The album Bonfire Tsunami was released on vinyl at the annual Fire Party at Haylo Healing Arts Lounge in August. The celebration was centered on the seven steps of alchemical transformation. The event contended that alchemy, popularly presented as a method of turning lead into gold, was and is actually focused on transforming the self (lead) into spirit (gold). It marked the seventh anniversary of Haylo’s founding, and raised funds for the charity Kiss the Ground, which focuses on soil regeneration and regenerative farming practices.

The vinyl release was deliberate, says McNeely. Flame Tides chose a format it believes is the best way to capture the physical aspect of the band’s songs.

“We mixed our record analog. It wasn’t mixed in a computer; it [went] through a console we have [in our home studio],” McNeely says. “The vinyl itself, contains physical representations of … the interplay between the frequencies which are generated by the instruments and the vocals. [The difference between] vinyl and streaming is like the difference between a hand-written letter and something you’d send in an email.”

With a cover painting and graphic design by artist Giovanni Ulloa, and high-end photographs by Buren Foster Photography, the gatefold vinyl LP Bonfire Tsunami is intended as a work of art, Moran and McNeely say. 

Moran hopes listeners get a sense of the authenticity that went into the creation of the package and the music it contains.

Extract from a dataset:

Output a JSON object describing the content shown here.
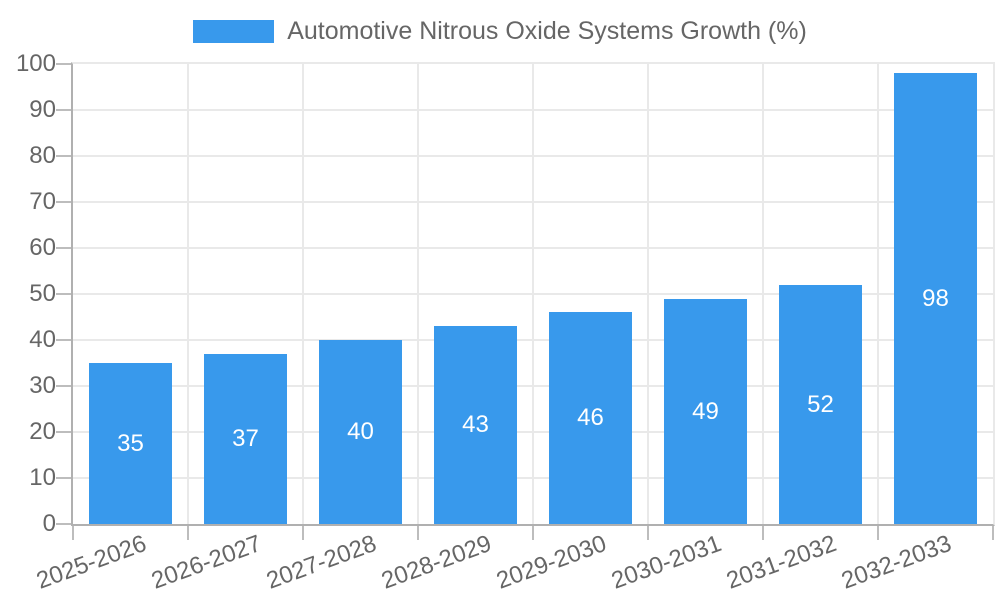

The photo of Flame Tides used in the gatefold vinyl LP ‘Bonfire Tsunami.’ (Photo by Buren Foster Photography)

“No matter how they feel about it, they should know that they are listening to our real and true creative expression from the heart,” Moran says.

“There was this real sense of loss during this experience, and this sense of isolation because with the lockdown you’re just not with other people,” McNeely says. “[Bonfire Tsunami is a] record where we wanted to reach out, and hope that people can feel some connection.” 

He mentions the second song on the record, “Broken Stars.” 

“While we wonder who we are, one thing we do know is that we share our humanity,” McNeely says. “That’s what that song is about — it’s this idea that we are all stardust. We’re all made from the exact same stuff.”